China has announced it will no longer respond to U.S. tariff hikes with reciprocal tariffs, calling further increases by the Trump administration a “joke” it intends to ignore. Rather than matching tariffs, Beijing is shifting to a broader, more targeted approach aimed at U.S. companies across several industries.
While the U.S. has raised duties on Chinese imports by as much as 245%, China’s strategy now emphasizes non‑tariff measures. These tools are designed to exert pressure without directly escalating import duties and include tighter export controls, regulatory actions, and restrictions on specific firms.
Among the steps Beijing has taken are tightened export controls on rare-earth elements that are essential for semiconductors and defense technologies. By limiting shipments of these critical materials, China can affect global supply chains and increase costs for manufacturers that depend on those inputs.
At the same time, Chinese authorities have opened antitrust and regulatory probes into major American companies. Investigations and enforcement actions targeting firms such as Google and DuPont signal a willingness to use competition and regulatory law to influence business operations and market access.
Beijing has also expanded its “unreliable entity” list, a tool that can bar designated foreign companies from trading with or investing in China. Placement on this list can severely restrict a company’s ability to operate in the Chinese market and serves as a lever for negotiating or retaliating without imposing new tariffs.

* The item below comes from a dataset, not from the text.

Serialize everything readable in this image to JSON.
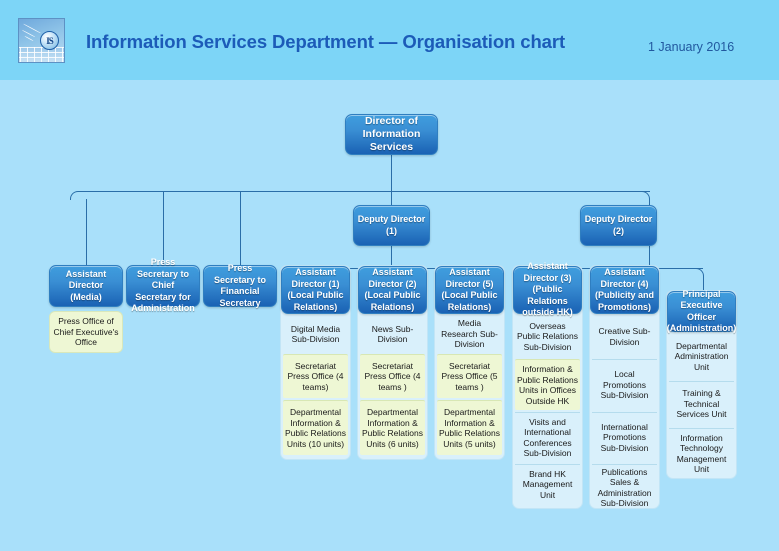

In a notable recent move, Chinese regulators instructed domestic airlines to suspend deliveries of Boeing aircraft and to stop purchasing parts from U.S. suppliers. That directive increases pressure on Boeing, a U.S. manufacturer already facing production and safety challenges, and underscores how China’s measures can target specific sectors and firms rather than applying across-the-board tariff retaliation.
Overall, China’s response reflects a shift from headline-grabbing tariff tit‑for‑tat to a subtler, multi‑front campaign that uses export controls, regulatory scrutiny, and market access restrictions to influence U.S. businesses. This approach aims to protect Chinese strategic interests while retaining flexibility to target particular industries or companies as disputes evolve.